Birdseye maple, one of the rarest kinds of wood on the planet, has a distinctive pattern that looks like tiny, swirling eyes disrupting the smooth lines of grain. This isn't a variety or species of maple, but rather a phenomenon that occurs within several kinds of timber due to an unknown cause. The valuable anomaly might showcase the wood's reaction to a fungal or viral infection, genetic mutation, bird pecking, climate change, soil conditions, growth history, or some other mysterious element.
This type of maple has a medium density and variable color. The outer rings of the tree create lumber that's usually a creamy, light amber color with darker birdseye patterns. The inner rings, called heartwood, might be deep amber or reddish with dark brown birdseye. Depending on the frequency of the swirls, each 0.125 to 0.375 inches wide (0.3175 to 0.9525 cm), the wood may be extremely valuable. Woodworkers prize the timber because it "turns" well on a lathe, meaning it can be shaped into decorative canes, chair legs, or handles. After it's finished, birdseye maple doesn't scratch easily.
Although most common in the Acer saccharum or sugar maple tree, millers also find the deformation in red maple, white ash, Cuban mahogany, American beech, black walnut, and yellow birch. Trees that grow in the Great Lakes region of Canada and the United States yield the heftiest supply, along with some varieties in the Rocky Mountains. Although there are a few clues in a tree's bark that indicate the lumber might have birdseye, it is usually necessary to fell the tree and cut it apart before a miller knows for sure.

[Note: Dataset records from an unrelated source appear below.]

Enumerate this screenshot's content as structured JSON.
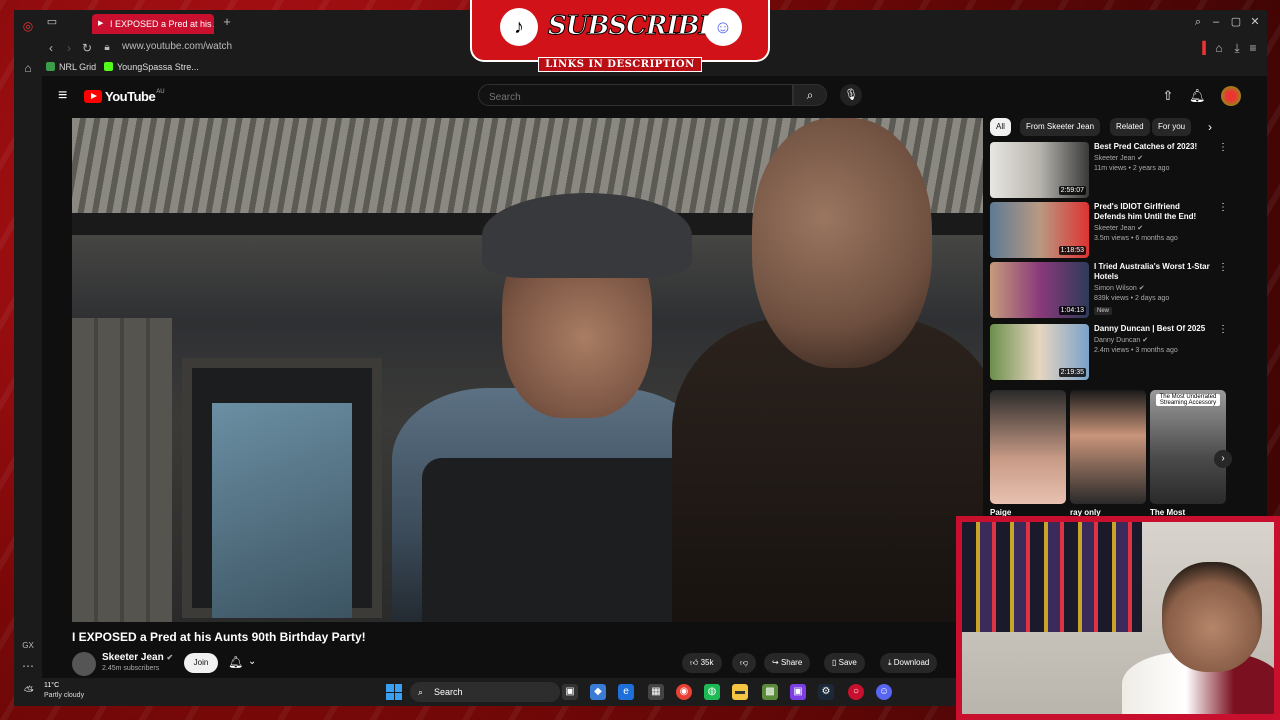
{
  "browser": {
    "tab_title": "I EXPOSED a Pred at his Au",
    "url": "www.youtube.com/watch",
    "bookmarks": [
      "NRL Grid",
      "YoungSpassa Stre..."
    ]
  },
  "youtube": {
    "logo_text": "YouTube",
    "logo_region": "AU",
    "search_placeholder": "Search"
  },
  "video": {
    "title": "I EXPOSED a Pred at his Aunts 90th Birthday Party!",
    "channel": "Skeeter Jean",
    "subscribers": "2.45m subscribers",
    "join_label": "Join",
    "actions": {
      "likes": "35k",
      "share": "Share",
      "save": "Save",
      "download": "Download"
    }
  },
  "chips": [
    "All",
    "From Skeeter Jean",
    "Related",
    "For you"
  ],
  "recommendations": [
    {
      "title": "Best Pred Catches of 2023!",
      "channel": "Skeeter Jean",
      "meta": "11m views • 2 years ago",
      "duration": "2:59:07",
      "badge": ""
    },
    {
      "title": "Pred's IDIOT Girlfriend Defends him Until the End!",
      "channel": "Skeeter Jean",
      "meta": "3.5m views • 6 months ago",
      "duration": "1:18:53",
      "badge": ""
    },
    {
      "title": "I Tried Australia's Worst 1-Star Hotels",
      "channel": "Simon Wilson",
      "meta": "839k views • 2 days ago",
      "duration": "1:04:13",
      "badge": "New"
    },
    {
      "title": "Danny Duncan | Best Of 2025",
      "channel": "Danny Duncan",
      "meta": "2.4m views • 3 months ago",
      "duration": "2:19:35",
      "badge": ""
    }
  ],
  "shorts": [
    {
      "label": "Paige",
      "overlay": ""
    },
    {
      "label": "ray only",
      "overlay": ""
    },
    {
      "label": "The Most",
      "overlay": "The Most Underrated Streaming Accessory"
    }
  ],
  "overlay": {
    "main": "SUBSCRIBE",
    "sub": "LINKS IN DESCRIPTION"
  },
  "taskbar": {
    "temp": "11°C",
    "weather": "Partly cloudy",
    "search_label": "Search"
  }
}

Refined specialty products, such as the dashboard of a Rolls Royce car, are made of birdseye. Since it is such a rare and unusual lumber type, it's very expensive and in short supply, with a cost in boardfeet that can be hundreds of times that of ordinary hardwood. Boxes and bowls for jewelry, thin veneer, humidors, canes, furniture inlays, handles, and guitars are made from the decorative wood. These beautiful collectors items seem to shimmer and swirl under the curling circles.
Being able to cultivate birdseye, or bird's eye, in hardwood would be such a valuable commodity that researchers and arborists vigorously study the mysterious phenomena. So far, they have seemed to discount several theories, namely that pecking birds deform the wood grain and that an infecting fungus makes it twist. No one has demonstrated a complete understanding of the combination of climate, soil, tree variety, or insects that reliably produces the valuable maple, however.